Since in both “studies” you were struggling to complete the longer workouts it is clear your fat adaptation was not sufficiently well developed to support those efforts. From a metabolic standpoint this means that glycogen was still contributing enough to the overall energy needs that your glycogen tank ran low during these long workouts. Your reduced HR and overall work capacity 4000ft vs 10,000ft days indicates exactly this same thing. You are just not at the level to support that much work on on only fat.

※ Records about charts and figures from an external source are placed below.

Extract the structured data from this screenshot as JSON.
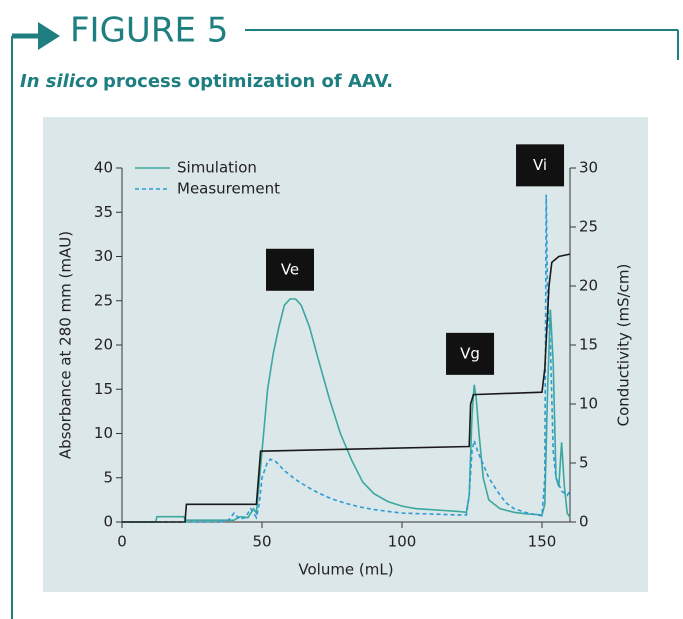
{
  "header": {
    "title": "FIGURE 5",
    "subtitle_italic": "In silico",
    "subtitle": "process optimization of AAV."
  },
  "chart_data": {
    "type": "line",
    "xlabel": "Volume (mL)",
    "ylabel": "Absorbance at 280 mm (mAU)",
    "y2label": "Conductivity (mS/cm)",
    "xlim": [
      0,
      160
    ],
    "xticks": [
      0,
      50,
      100,
      150
    ],
    "ylim": [
      0,
      40
    ],
    "yticks": [
      0,
      5,
      10,
      15,
      20,
      25,
      30,
      35,
      40
    ],
    "y2lim": [
      0,
      30
    ],
    "y2ticks": [
      0,
      5,
      10,
      15,
      20,
      25,
      30
    ],
    "legend": "upper left",
    "series": [
      {
        "name": "Simulation",
        "color": "#3aa89e",
        "style": "solid",
        "x": [
          0,
          12,
          12.5,
          22,
          23,
          40,
          42,
          45,
          47,
          48,
          50,
          52,
          54,
          56,
          58,
          60,
          62,
          64,
          67,
          70,
          74,
          78,
          82,
          86,
          90,
          95,
          100,
          105,
          110,
          115,
          120,
          123,
          124,
          125,
          125.8,
          126.5,
          127.5,
          129,
          131,
          135,
          140,
          145,
          150,
          151,
          152,
          153,
          154,
          155,
          156,
          157,
          158,
          159,
          160
        ],
        "values": [
          0,
          0,
          0.6,
          0.6,
          0.2,
          0.2,
          0.6,
          0.5,
          1.5,
          1,
          8,
          15,
          19,
          22,
          24.5,
          25.2,
          25.2,
          24.5,
          22,
          18.5,
          14,
          10,
          7,
          4.5,
          3.2,
          2.3,
          1.8,
          1.5,
          1.4,
          1.3,
          1.2,
          1.1,
          3,
          12,
          15.5,
          14,
          10,
          5,
          2.5,
          1.5,
          1.1,
          0.9,
          0.8,
          2,
          15,
          24,
          18,
          5,
          4,
          9,
          4,
          1,
          0.5
        ]
      },
      {
        "name": "Measurement",
        "color": "#2b9bd6",
        "style": "dashed",
        "x": [
          0,
          35,
          38,
          40,
          42,
          44,
          46,
          48,
          49,
          50,
          52,
          53,
          55,
          58,
          62,
          66,
          70,
          75,
          80,
          85,
          90,
          95,
          100,
          110,
          120,
          123,
          124,
          125,
          125.8,
          127,
          129,
          131,
          134,
          137,
          140,
          145,
          150,
          151,
          151.5,
          152,
          153,
          154,
          155,
          157,
          159,
          160
        ],
        "values": [
          0,
          0,
          0.2,
          1,
          0.3,
          0.5,
          1.5,
          0.5,
          2,
          5,
          6.8,
          7.1,
          6.8,
          5.8,
          4.8,
          4,
          3.3,
          2.6,
          2.1,
          1.7,
          1.4,
          1.2,
          1.0,
          0.9,
          0.8,
          0.8,
          3,
          8,
          9.2,
          8,
          6.5,
          5,
          3.5,
          2.2,
          1.5,
          1.0,
          0.7,
          5,
          37,
          25,
          20,
          8,
          5,
          3.5,
          3,
          3.5
        ]
      },
      {
        "color": "#1a1a1a",
        "style": "solid",
        "axis": "y2",
        "x": [
          0,
          22.5,
          23,
          48,
          49.5,
          124,
          124.5,
          125.5,
          150,
          151,
          152.5,
          153.5,
          156,
          160
        ],
        "values": [
          0,
          0,
          1.5,
          1.5,
          6.0,
          6.4,
          10,
          10.8,
          11,
          13,
          20,
          22,
          22.5,
          22.7
        ]
      }
    ],
    "annotations": [
      {
        "text": "Ve",
        "x": 60,
        "y": 28.5
      },
      {
        "text": "Vg",
        "x": 124.3,
        "y": 19
      },
      {
        "text": "Vi",
        "x": 149.3,
        "y": 40.3
      }
    ]
  }
}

Add more midweek fasted aerobic workouts and use shorter fasted workouts on the weekends instead of trying to recreate a 6 hour day that you can do on carbs the bonking and need to eat mid workout. Try 2-3 hours and build on that. While a full keto diet will have a dramatic effect on fat adaptation, as you found out it can also have a dramatic effect on your training until you are fully fat adapted AND well trained That is why we propose a more moderate diet modification and training mixture to produce the desired effects for both fitness and fat adaptation over the several months. We’ve seen big shifts in as few in 4 months using this method (Adrian Ballinger training 20+ hours/week) but normally we smaller changes just starting to occur 2-3 months in and significant changes 6 months along.